St. John was not the M.C., called upon to introduce the Guest of Honor. Nor was this some kind of “bad cop, good cop” routine, in which St. John comes preaching fire and brimstone, and then Jesus comes in all soft and sweet. But something else altogether is at work and going on here.
The Lord Jesus comes, not to wave away the fire and brimstone, but to take it upon Himself. He is the Lamb of God that St. John will proclaim, because He takes upon Himself the sins of the world in His Baptism by John, in order to remove iniquity by His own sacrifice and bloodshed. He cleanses the world of unrighteousness through the waters of Holy Baptism, by soaking up all the dirty bath water into His own flesh and then handing Himself over to His death upon the Cross.
Indeed, it is already the death of His Cross to which He submits Himself in St. John’s baptism of repentance. Thus He dies, in order to raise you up. He comes down from the lofty mountain, in order to bring you up out of the deep dark valley of death and despair. He enters upon the way of the Cross, for you and for all people, that your way might be cleared and opened up; that you might enter through His death into His Resurrection and Ascension and His Life everlasting.
This is the mercy of the Lord that He reveals in the Nativity of St. John the Baptist, not only to Elizabeth and Zacharias, but also to you. The birth of this child, his naming and circumcision, proclaim that Christ Jesus is now at hand, that the Lord your God has come in the flesh to save you from your sins, and that He will indeed deliver you from every evil of body and soul.

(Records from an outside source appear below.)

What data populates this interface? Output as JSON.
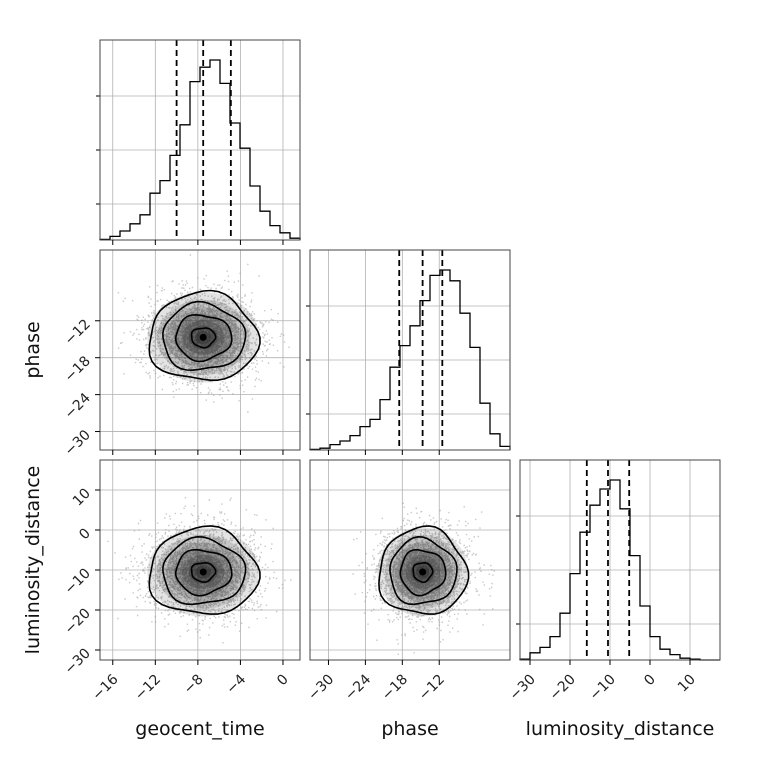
{
  "chart_data": {
    "type": "corner",
    "grid": true,
    "colors": {
      "line": "#000000",
      "grid": "#b0b0b0",
      "points": "#9a9a9a"
    },
    "parameters": [
      {
        "label": "geocent_time",
        "range": [
          -17.2,
          1.6
        ],
        "ticks": [
          -16,
          -12,
          -8,
          -4,
          0
        ],
        "quantiles": [
          -10,
          -7.5,
          -4.9
        ]
      },
      {
        "label": "phase",
        "range": [
          -33,
          -0.5
        ],
        "ticks": [
          -30,
          -24,
          -18,
          -12
        ],
        "quantiles": [
          -18.5,
          -14.7,
          -11.5
        ]
      },
      {
        "label": "luminosity_distance",
        "range": [
          -32.5,
          17.5
        ],
        "ticks": [
          -30,
          -20,
          -10,
          0,
          10
        ],
        "quantiles": [
          -15.8,
          -10.5,
          -5.2
        ]
      }
    ],
    "histograms": [
      {
        "param": "geocent_time",
        "bin_edges": [
          -17.2,
          -16.26,
          -15.32,
          -14.38,
          -13.44,
          -12.5,
          -11.56,
          -10.62,
          -9.68,
          -8.74,
          -7.8,
          -6.86,
          -5.92,
          -4.98,
          -4.04,
          -3.1,
          -2.16,
          -1.22,
          -0.28,
          0.66,
          1.6
        ],
        "counts": [
          0.003,
          0.02,
          0.05,
          0.09,
          0.14,
          0.26,
          0.33,
          0.47,
          0.64,
          0.88,
          0.96,
          1.0,
          0.87,
          0.65,
          0.51,
          0.3,
          0.16,
          0.08,
          0.04,
          0.01
        ]
      },
      {
        "param": "phase",
        "bin_edges": [
          -33.0,
          -31.375,
          -29.75,
          -28.125,
          -26.5,
          -24.875,
          -23.25,
          -21.625,
          -20.0,
          -18.375,
          -16.75,
          -15.125,
          -13.5,
          -11.875,
          -10.25,
          -8.625,
          -7.0,
          -5.375,
          -3.75,
          -2.125,
          -0.5
        ],
        "counts": [
          0.003,
          0.01,
          0.03,
          0.05,
          0.08,
          0.13,
          0.17,
          0.28,
          0.46,
          0.58,
          0.69,
          0.83,
          0.97,
          1.0,
          0.94,
          0.76,
          0.57,
          0.26,
          0.09,
          0.02
        ]
      },
      {
        "param": "luminosity_distance",
        "bin_edges": [
          -32.5,
          -30.0,
          -27.5,
          -25.0,
          -22.5,
          -20.0,
          -17.5,
          -15.0,
          -12.5,
          -10.0,
          -7.5,
          -5.0,
          -2.5,
          0.0,
          2.5,
          5.0,
          7.5,
          10.0,
          12.5,
          15.0,
          17.5
        ],
        "counts": [
          0.005,
          0.04,
          0.07,
          0.13,
          0.26,
          0.48,
          0.71,
          0.86,
          0.95,
          1.0,
          0.84,
          0.58,
          0.3,
          0.13,
          0.06,
          0.03,
          0.01,
          0.005,
          0.0,
          0.0
        ]
      }
    ],
    "scatter_2d": [
      {
        "x_param": "geocent_time",
        "y_param": "phase",
        "center": [
          -7.5,
          -14.7
        ],
        "std": [
          2.5,
          3.5
        ],
        "points": 3000
      },
      {
        "x_param": "geocent_time",
        "y_param": "luminosity_distance",
        "center": [
          -7.5,
          -10.5
        ],
        "std": [
          2.5,
          5.3
        ],
        "points": 3000
      },
      {
        "x_param": "phase",
        "y_param": "luminosity_distance",
        "center": [
          -14.7,
          -10.5
        ],
        "std": [
          3.5,
          5.3
        ],
        "points": 3000
      }
    ]
  }
}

The birth of St. John the Forerunner is the promise and the evidence that God the Father shall continue preaching to you, and that He shall do all that He has spoken by the mouth of His holy prophets, and that He shall henceforth speak to you by His own beloved Son in the flesh.

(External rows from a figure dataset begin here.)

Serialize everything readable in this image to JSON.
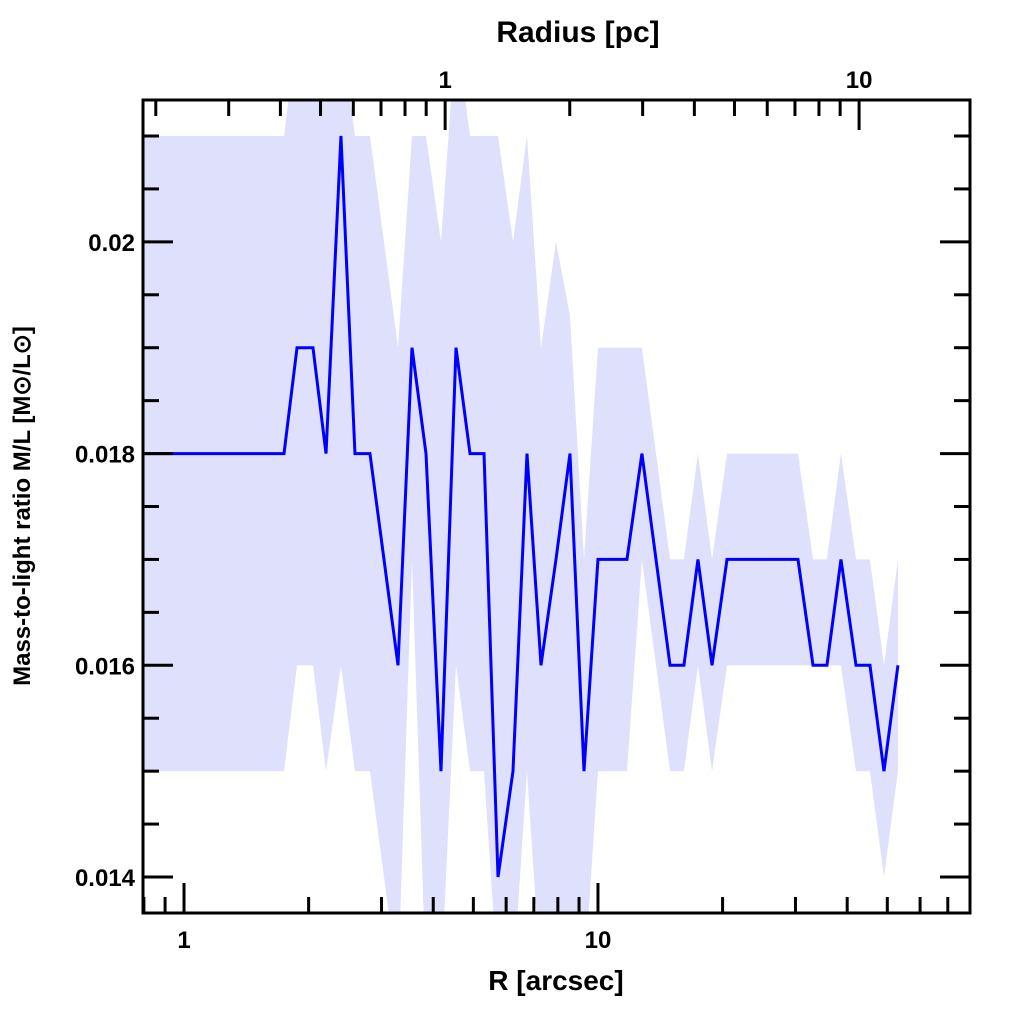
{
  "chart_data": {
    "type": "line",
    "title": "",
    "xlabel": "R [arcsec]",
    "ylabel": "Mass-to-light ratio M/L [M⊙/L⊙]",
    "top_xlabel": "Radius [pc]",
    "xscale": "log",
    "xlim": [
      0.796,
      79.2
    ],
    "ylim": [
      0.01366,
      0.02134
    ],
    "pc_per_arcsec": 0.234,
    "x_tick_labels": [
      {
        "value": 1,
        "label": "1"
      },
      {
        "value": 10,
        "label": "10"
      }
    ],
    "top_tick_labels": [
      {
        "value": 1,
        "label": "1"
      },
      {
        "value": 10,
        "label": "10"
      }
    ],
    "y_tick_labels": [
      {
        "value": 0.014,
        "label": "0.014"
      },
      {
        "value": 0.016,
        "label": "0.016"
      },
      {
        "value": 0.018,
        "label": "0.018"
      },
      {
        "value": 0.02,
        "label": "0.02"
      }
    ],
    "grid": false,
    "colors": {
      "line": "#0000ff",
      "band": "#dfe0fb",
      "axis": "#000000"
    },
    "series": [
      {
        "name": "M/L",
        "x": [
          0.8,
          1.744,
          1.875,
          2.049,
          2.203,
          2.394,
          2.588,
          2.813,
          3.288,
          3.554,
          3.842,
          4.176,
          4.54,
          4.908,
          5.305,
          5.735,
          6.233,
          6.738,
          7.284,
          7.917,
          8.558,
          9.252,
          10.0,
          10.87,
          11.75,
          12.77,
          13.81,
          14.93,
          16.13,
          17.44,
          18.86,
          20.5,
          22.15,
          23.94,
          26.03,
          28.14,
          30.42,
          33.07,
          35.74,
          38.64,
          42.01,
          45.4,
          49.08,
          53.05
        ],
        "y": [
          0.018,
          0.018,
          0.019,
          0.019,
          0.018,
          0.021,
          0.018,
          0.018,
          0.016,
          0.019,
          0.018,
          0.015,
          0.019,
          0.018,
          0.018,
          0.014,
          0.015,
          0.018,
          0.016,
          0.017,
          0.018,
          0.015,
          0.017,
          0.017,
          0.017,
          0.018,
          0.017,
          0.016,
          0.016,
          0.017,
          0.016,
          0.017,
          0.017,
          0.017,
          0.017,
          0.017,
          0.017,
          0.016,
          0.016,
          0.017,
          0.016,
          0.016,
          0.015,
          0.016
        ],
        "upper": [
          0.021,
          0.021,
          0.022,
          0.022,
          0.0213,
          0.022,
          0.021,
          0.021,
          0.019,
          0.021,
          0.021,
          0.02,
          0.022,
          0.021,
          0.021,
          0.021,
          0.02,
          0.021,
          0.019,
          0.02,
          0.0193,
          0.017,
          0.019,
          0.019,
          0.019,
          0.019,
          0.018,
          0.017,
          0.017,
          0.018,
          0.017,
          0.018,
          0.018,
          0.018,
          0.018,
          0.018,
          0.018,
          0.017,
          0.017,
          0.018,
          0.017,
          0.017,
          0.016,
          0.017
        ],
        "lower": [
          0.015,
          0.015,
          0.016,
          0.016,
          0.015,
          0.016,
          0.015,
          0.015,
          0.013,
          0.017,
          0.013,
          0.013,
          0.016,
          0.015,
          0.015,
          0.013,
          0.013,
          0.015,
          0.013,
          0.013,
          0.013,
          0.013,
          0.015,
          0.015,
          0.015,
          0.017,
          0.016,
          0.015,
          0.015,
          0.016,
          0.015,
          0.016,
          0.016,
          0.016,
          0.016,
          0.016,
          0.016,
          0.016,
          0.016,
          0.016,
          0.015,
          0.015,
          0.014,
          0.015
        ]
      }
    ]
  }
}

He remembers His holy Covenant in that flesh of Christ Jesus, and in His holy precious blood, given and poured out for you. He remembers you in love; and remembering, He acts to save you, to give you life. He makes Himself known to you, and gives Himself to you, and shines His Light upon you through the preaching of His Word — the preaching of His Christ — which is the Gospel, the forgiveness of all your sins. Truly, this Word does and gives exactly what He says.

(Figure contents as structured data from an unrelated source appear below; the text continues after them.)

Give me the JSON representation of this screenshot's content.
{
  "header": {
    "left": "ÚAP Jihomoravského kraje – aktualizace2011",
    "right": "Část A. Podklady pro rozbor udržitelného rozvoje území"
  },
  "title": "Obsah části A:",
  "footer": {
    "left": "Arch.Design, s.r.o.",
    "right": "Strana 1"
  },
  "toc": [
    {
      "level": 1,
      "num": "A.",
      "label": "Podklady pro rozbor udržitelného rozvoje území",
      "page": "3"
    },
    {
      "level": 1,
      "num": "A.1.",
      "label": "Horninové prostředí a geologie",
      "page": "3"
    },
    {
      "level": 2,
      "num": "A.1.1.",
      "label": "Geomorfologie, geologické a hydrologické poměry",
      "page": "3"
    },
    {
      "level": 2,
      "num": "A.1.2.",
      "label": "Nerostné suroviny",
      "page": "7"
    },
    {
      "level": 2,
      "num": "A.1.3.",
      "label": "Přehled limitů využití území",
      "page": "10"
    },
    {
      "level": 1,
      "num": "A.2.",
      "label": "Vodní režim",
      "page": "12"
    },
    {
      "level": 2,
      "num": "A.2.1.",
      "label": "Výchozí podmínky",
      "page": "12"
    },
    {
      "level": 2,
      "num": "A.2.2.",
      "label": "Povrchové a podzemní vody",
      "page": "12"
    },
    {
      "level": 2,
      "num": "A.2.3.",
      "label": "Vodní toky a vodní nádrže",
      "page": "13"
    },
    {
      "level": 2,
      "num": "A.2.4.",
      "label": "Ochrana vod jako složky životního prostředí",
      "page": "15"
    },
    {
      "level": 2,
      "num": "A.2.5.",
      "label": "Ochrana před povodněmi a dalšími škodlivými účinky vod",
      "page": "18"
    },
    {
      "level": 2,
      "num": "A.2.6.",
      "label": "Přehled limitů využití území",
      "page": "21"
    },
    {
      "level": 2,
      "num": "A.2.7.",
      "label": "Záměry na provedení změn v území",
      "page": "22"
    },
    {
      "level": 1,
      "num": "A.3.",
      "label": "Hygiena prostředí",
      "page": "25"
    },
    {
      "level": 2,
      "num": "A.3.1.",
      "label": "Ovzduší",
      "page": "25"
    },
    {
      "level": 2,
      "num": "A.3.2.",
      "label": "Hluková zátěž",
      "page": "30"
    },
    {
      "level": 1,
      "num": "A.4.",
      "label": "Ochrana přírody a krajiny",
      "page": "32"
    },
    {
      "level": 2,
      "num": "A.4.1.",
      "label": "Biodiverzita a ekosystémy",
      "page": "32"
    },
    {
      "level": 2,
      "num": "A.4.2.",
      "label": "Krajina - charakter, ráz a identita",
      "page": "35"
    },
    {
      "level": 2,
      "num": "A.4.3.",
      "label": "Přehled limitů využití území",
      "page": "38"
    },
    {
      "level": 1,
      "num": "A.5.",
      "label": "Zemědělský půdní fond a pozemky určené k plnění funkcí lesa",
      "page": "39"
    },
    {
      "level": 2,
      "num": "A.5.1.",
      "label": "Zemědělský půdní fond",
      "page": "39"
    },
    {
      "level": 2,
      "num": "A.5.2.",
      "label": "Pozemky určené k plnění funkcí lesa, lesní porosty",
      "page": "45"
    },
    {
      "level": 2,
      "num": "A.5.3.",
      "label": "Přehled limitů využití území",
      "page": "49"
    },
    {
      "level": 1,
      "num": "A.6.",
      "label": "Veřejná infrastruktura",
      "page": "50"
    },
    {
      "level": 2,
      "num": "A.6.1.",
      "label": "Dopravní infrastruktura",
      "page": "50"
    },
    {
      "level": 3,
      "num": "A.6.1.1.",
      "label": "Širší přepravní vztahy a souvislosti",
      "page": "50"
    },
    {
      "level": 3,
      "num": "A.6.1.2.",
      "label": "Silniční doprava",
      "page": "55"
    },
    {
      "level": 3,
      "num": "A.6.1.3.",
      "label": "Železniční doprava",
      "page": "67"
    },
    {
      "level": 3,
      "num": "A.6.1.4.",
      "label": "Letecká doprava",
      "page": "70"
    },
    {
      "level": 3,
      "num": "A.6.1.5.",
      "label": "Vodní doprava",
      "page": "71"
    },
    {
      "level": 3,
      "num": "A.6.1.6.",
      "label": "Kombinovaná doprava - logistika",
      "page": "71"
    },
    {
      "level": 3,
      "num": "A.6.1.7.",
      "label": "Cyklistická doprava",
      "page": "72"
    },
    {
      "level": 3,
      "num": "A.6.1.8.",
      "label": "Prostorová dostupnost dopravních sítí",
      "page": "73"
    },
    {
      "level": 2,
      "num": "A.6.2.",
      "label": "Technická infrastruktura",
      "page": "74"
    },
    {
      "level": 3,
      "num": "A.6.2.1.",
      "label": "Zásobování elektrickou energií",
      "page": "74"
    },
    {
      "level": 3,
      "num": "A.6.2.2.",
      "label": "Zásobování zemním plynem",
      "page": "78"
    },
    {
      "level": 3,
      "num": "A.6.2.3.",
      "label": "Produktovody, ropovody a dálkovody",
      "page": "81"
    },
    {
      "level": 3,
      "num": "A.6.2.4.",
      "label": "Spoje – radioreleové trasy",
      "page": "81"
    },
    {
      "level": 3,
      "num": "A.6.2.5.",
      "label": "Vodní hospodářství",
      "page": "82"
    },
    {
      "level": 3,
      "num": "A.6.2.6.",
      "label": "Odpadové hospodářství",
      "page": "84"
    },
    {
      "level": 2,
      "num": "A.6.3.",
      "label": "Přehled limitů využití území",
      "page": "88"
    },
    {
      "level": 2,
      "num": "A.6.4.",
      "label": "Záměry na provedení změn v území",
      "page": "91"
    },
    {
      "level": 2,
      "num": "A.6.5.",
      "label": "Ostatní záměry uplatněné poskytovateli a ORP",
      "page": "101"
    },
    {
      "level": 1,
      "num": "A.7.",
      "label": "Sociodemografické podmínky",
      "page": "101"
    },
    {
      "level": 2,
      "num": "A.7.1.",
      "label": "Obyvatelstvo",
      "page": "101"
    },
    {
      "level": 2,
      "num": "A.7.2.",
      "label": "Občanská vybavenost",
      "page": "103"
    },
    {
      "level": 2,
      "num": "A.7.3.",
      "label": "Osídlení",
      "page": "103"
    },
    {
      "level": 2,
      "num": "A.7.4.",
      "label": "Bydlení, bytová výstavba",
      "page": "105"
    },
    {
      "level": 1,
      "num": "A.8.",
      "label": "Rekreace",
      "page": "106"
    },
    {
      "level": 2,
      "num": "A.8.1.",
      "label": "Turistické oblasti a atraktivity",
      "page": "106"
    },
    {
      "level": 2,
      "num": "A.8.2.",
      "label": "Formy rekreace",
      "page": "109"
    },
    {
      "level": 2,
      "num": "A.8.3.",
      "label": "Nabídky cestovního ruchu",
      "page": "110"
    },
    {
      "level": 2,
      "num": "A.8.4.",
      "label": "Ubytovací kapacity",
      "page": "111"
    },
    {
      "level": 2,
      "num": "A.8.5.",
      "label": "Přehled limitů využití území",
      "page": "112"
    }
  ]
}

This Word gives you peace, because it fills you with the Holy Spirit, so that you now also speak as the oracles of God. You live before God in the righteousness and purity, the innocence and blessedness of Christ Jesus, and thus are you free to worship the Lord without fear. For here there is no condemnation or punishment, but only the tender mercy and compassion of your dear God and Father in Christ Jesus. The One who promises is faithful, and He loves you. As He speaks, so He does, and so shall you live, both now and forever.
In the Name + of the Father and of the Son and of the Holy Spirit. Amen.